Gegeven dat leiderschap voor vrouwen in de politiek nog niet vanzelfsprekend is, zou het heel goed kunnen dat vrouwen daarom uitwijken naar het vrijwilligerswerk om pas later hun stap te maken naar de politiek. Wellicht zien ze daar ook juist andere vrouwen in leiderschapsposities? Het zou zomaar kunnen. Ook omdat we uit onderzoek weten dat vrouwen pas later in hun leven politiek actief worden. Maar daar komt bij: het hele idee van vrijwilligerswerk is dat het onbetaald is. En vrouwen, weten we ook allang, doen al veel vaker onbetaald werk, ook binnenshuis. Denk aan zorg voor kinderen of het huishouden.

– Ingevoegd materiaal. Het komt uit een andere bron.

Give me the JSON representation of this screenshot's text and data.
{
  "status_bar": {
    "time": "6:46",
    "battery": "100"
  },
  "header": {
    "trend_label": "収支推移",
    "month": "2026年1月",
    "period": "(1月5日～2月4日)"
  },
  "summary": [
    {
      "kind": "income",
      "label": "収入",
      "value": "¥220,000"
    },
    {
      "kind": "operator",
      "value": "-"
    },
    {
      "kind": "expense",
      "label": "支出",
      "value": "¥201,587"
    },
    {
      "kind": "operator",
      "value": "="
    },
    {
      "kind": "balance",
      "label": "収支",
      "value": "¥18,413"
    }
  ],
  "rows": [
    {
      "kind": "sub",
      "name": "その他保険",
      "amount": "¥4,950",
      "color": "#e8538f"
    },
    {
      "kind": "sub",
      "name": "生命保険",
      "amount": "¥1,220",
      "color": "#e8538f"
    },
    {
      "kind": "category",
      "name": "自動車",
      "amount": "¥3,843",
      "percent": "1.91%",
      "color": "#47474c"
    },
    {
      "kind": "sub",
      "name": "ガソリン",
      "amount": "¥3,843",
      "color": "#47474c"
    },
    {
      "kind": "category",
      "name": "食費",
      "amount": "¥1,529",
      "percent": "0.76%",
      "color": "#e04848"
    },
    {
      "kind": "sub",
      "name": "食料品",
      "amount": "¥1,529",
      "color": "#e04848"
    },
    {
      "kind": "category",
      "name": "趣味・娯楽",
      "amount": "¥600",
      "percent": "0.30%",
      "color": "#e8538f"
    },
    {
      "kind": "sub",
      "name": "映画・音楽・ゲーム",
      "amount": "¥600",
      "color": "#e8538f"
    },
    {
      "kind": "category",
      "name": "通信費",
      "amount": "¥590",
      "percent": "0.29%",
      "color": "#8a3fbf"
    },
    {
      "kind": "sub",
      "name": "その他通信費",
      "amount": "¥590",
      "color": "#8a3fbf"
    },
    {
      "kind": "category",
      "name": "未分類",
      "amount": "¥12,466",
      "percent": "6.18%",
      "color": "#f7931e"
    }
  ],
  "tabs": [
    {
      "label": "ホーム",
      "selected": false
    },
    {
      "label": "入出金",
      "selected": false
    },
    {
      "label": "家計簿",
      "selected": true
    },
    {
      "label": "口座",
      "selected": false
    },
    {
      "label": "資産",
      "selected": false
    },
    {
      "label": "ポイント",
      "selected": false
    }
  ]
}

Belangrijk dus om in de toekomst de rol van vrijwilligerswerk in het pad naar de politiek beter te gaan begrijpen. Voor nu blijken eerdere ervaringen in het vrijwilligerswerk een belangrijke rol te spelen in de stap naar de politiek voor vrouwen om wethouder te worden. Deze ervaringen bieden hen de nodige vaardigheden, netwerken en kennis om dat succesvol te doen. Kortom, zij zijn al voor hun wethouderschap zeer geëngageerde lokale helden. Waarschijnlijk sluit je je niet aan bij de medezeggenschapsraad van de school van je kinderen met het idee dat je daarmee wethouder wordt. Maar voor alle vrouwen die dit lezen en nu vrijwilligerswerk doen…het kan zomaar het opstapje zijn naar wethouder! Halen we wellicht ooit toch nog meer dan 30 procent vrouwelijke wethouders.